Now, however, Pfizer sees the upcoming loss of exclusivity for Lyrica (pregabalin) in June as the last major patent cliff the pharma faces through 2025.
While Bourla hedged that he "never says never" on potential dealmaking, adding to Pfizer's product pipeline appears the priority for capital deployment.
The company has rapidly built an oncology business that, while lacking a leading immuno-oncology asset, delivered four new product approvals last fall. Sales of Ibrance (palbociclib), a breast cancer drug, topped $4 billion in 2018, growing by more than 30% four years after the drug's first approval in the U.S.
Sales of slightly older drugs like Eliquis (apixaban) and Xeljanz (tofacitinib) continue to rise as well — growth Pfizer is counting on to offset lower revenues for Viagra and Lyrica.
On the experimental side, Pfizer reported Tuesday positive results from the second Phase 3 study of tanezumab in osteoarthritic pain. Safety worries remain a hurdle for the drug, but the pharma and its partner Eli Lilly expect the drug to add to their product portfolios in the near future.
More near term, Pfizer has filed for approval of tafamidis in transthyretin amyloid cardiomyopathy, a rare disease. An OK for one form of the drug could come by July.
The potential financial benefit of Pfizer's pipeline projects, however, remains some distance away. In 2019 and 2020, competitive headwinds coupled with pricing pressures in the U.S. look set to keep growth flat or modest at best.
Pfizer, Bourla said in statement, is positioning itself to a "period post-2020 where we expected a higher and more sustained revenue growth profile."

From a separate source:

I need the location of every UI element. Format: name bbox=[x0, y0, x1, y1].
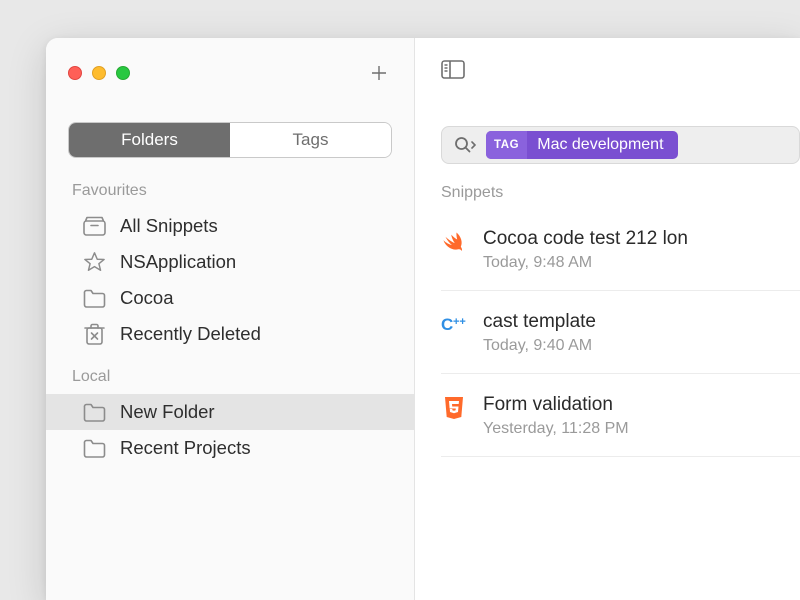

Living by the strength of R&D, of course, comes with its own questions and challenges, not least of which is the pharma's struggles in the crucial area of immuno-oncology.
Pfizer on Tuesday disclosed discontinuation of three Phase 3 studies of Bavencio (avelumab), the checkpoint inhibitor it's partnered on with Merck KGaA. Recent trial setbacks have crimped the therapy's prospects, and these updates further underscore the limitations facing the drug.